A new method for the geometric modeling of lower pairs and its application to the kinematic spaces of spatial robots

Abstract

AbstractA new notation is developed to model and analyze spatial robots. This method is formulated based on the homogeneous cylindrical coordinates and Bryant angles transformation matrices and thus termed “C‐B notation.” At first, shape matrix for a binary link is derived. Then, the characteristic matrices for the five most commonly used kinematic lower pairs—revolute (R), prismatic (P), cylindrical (C), helical (H), and spherical (S)—are formulated. The “exact” joint positions, that is, the actual location of the physical joint center in space, can be defined using this method. The governing kinematic equations for the analysis of spatial robots are derived as well.

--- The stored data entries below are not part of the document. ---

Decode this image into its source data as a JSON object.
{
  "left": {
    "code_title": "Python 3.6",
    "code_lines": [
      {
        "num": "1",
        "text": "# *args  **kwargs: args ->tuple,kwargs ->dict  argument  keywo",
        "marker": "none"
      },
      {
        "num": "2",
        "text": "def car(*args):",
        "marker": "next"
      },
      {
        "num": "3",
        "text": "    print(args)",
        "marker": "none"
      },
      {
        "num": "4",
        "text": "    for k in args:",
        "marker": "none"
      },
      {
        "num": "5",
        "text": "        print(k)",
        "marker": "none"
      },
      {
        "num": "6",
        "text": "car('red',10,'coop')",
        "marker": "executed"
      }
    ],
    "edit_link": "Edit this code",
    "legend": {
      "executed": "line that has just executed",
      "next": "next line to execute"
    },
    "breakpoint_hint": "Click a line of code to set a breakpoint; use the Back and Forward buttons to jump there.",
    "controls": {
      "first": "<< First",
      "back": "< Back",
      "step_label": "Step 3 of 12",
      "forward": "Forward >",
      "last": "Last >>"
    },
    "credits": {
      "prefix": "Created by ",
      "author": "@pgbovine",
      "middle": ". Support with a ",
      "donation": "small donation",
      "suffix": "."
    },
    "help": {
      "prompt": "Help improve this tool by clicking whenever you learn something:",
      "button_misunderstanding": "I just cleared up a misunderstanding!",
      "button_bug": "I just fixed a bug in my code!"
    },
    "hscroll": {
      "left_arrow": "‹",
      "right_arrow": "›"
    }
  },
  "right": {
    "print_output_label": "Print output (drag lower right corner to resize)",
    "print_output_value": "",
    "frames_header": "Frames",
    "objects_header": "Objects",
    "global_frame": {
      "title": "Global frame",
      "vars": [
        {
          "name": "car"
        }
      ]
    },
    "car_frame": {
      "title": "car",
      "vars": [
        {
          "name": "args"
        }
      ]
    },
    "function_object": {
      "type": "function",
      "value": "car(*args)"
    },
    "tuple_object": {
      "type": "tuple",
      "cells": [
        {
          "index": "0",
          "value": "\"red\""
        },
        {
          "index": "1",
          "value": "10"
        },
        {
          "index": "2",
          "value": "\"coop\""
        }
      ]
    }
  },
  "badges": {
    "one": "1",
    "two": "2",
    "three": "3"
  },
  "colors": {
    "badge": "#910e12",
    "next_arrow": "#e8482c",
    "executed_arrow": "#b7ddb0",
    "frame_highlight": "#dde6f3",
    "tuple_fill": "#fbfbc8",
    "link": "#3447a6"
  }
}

Finally, the “kinematic spaces” for the open‐chain robot are defined as “the group of space of work (displacement) space, velocity space (the velocity envelope in the displacement differential Vx‐Vy‐Vz coordinates), and acceleration space (the acceleration envelope in the velocity differential Ax‐Ay‐Az coordinates).” Numerical examples for parallel projections of kinematic spaces on both sagittal and frontal planes are illustrated by the industrial Unimate 2000 spherical (SP/RRR) robot, Bendix AA/CNC (RRP/RRR) robot, and 6R Cincinnati Milacron T3 robot.